International groups of companies with a European Works Council (“EWC”) must bear in mind that this EWC also has to be consulted if there’s to be a reorganisation within a single group company in a single Member State. There is admittedly a requirement that the reorganisation could also have an impact on one or more companies in other Member States. But those consequences needn’t yet have crystallised. On the other hand, the EWC does not have to be consulted before the national WC and trade unions are consulted, as is evident from a recent decision by the preliminary relief judge of the Rotterdam Court.

What was this all about?

Alcoa Spain, part of a group of companies involved in the production of aluminium, initiated a consultation process with the Spanish works councils in October 2018. The reason behind this was the possibility of a collective dismissal of 700 employees through the closure of two plants in Spain. This represented over 20% of the entire European workforce. At the same time as it started this consultation, Alcoa informed its EWC about the possible reorganisation and also held talks with the trade unions.

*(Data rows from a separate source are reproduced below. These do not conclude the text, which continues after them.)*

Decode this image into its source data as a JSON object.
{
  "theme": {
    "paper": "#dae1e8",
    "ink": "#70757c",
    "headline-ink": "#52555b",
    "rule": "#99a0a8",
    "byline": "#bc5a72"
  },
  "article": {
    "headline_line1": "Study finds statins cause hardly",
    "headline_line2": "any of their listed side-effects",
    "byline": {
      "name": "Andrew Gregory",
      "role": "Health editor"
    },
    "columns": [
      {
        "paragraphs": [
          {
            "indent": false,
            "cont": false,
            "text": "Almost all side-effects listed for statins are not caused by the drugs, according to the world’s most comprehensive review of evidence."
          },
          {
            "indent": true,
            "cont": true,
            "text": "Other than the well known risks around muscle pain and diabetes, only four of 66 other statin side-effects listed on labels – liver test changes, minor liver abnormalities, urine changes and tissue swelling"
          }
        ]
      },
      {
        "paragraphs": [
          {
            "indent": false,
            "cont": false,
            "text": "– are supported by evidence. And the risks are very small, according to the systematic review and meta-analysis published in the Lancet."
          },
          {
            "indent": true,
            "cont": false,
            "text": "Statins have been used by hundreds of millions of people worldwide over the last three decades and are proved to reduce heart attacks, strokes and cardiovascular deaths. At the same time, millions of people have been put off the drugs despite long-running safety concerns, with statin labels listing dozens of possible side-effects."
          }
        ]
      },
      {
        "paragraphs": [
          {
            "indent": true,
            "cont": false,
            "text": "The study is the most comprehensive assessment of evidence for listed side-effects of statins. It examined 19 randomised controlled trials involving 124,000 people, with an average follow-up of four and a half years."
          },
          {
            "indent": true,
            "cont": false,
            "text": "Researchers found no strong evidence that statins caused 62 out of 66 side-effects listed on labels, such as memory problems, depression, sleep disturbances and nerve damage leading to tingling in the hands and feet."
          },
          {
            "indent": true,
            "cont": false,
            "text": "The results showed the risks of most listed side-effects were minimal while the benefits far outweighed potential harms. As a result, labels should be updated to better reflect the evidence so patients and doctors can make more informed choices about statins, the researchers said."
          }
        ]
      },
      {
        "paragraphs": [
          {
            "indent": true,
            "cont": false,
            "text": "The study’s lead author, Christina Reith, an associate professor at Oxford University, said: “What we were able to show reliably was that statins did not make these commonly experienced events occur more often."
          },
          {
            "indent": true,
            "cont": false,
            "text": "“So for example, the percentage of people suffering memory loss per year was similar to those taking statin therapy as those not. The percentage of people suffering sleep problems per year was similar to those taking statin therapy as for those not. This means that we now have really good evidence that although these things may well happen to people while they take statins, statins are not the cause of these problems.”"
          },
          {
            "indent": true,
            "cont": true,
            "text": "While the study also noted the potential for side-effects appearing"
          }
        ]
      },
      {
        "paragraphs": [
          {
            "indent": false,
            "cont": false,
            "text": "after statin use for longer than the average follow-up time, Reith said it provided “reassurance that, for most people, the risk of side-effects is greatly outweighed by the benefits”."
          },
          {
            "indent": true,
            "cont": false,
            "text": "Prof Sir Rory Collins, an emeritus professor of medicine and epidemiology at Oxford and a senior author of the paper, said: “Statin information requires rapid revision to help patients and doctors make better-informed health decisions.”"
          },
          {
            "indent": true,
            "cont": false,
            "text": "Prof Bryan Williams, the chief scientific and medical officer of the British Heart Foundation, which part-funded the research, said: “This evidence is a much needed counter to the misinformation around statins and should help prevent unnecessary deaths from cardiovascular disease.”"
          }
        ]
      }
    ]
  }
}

The EWC felt that it should have been the first to be notified, however, so that it could have exerted some real influence on the decision-making process. It took the matter to the Rotterdam Court and sought an order against Alcoa to terminate the negotiations with the Spanish works council and reverse all the consequences of those negotiations, on pain of a judicial penalty. Alcoa, for its part, considered that it was under no obligation to consult the EWC first, before entering into negotiations with the Spanish works councils and trade unions. It asked for the claims to be dismissed.

The ruling

The EWC has powers in relation to transnational (cross-border) situations under the terms of the European Works Councils Directive. In practice, however, it’s not always easy to establish whether a situation is transnational or not. In this case, the Dutch court reached the conclusion that the decision, whose impact was confined to a single Member State (Spain), was still a cross-border situation as it might have repercussions for companies in other Member States. This was commensurate with the prior case law. A reorganisation in one Member State can still amount to a cross-border situation, as it is part of a European restructuring exercise. There is a requirement that the reorganisation in one country might have consequences for companies in other Member States, but those consequences need not yet have crystallised. In this case, the closure of the plants in Spain might result in a shrinkage at the Shared Service Centre in Hungary because there would be less support/backroom work to be done for the Spanish plants.

The court also held that the EWC did not need to be consulted before consultations were started with the national works council and trade unions. This was because the EWC Directive imposes no such obligation, as it assumes that consultations will go on side-by-side. The EWC agreement likewise says nothing about this. The EWC had drawn the short straw.

Briefly put, while the EWC is often consulted in practice ahead of local works councils, this is not a right that the EWC can enforce.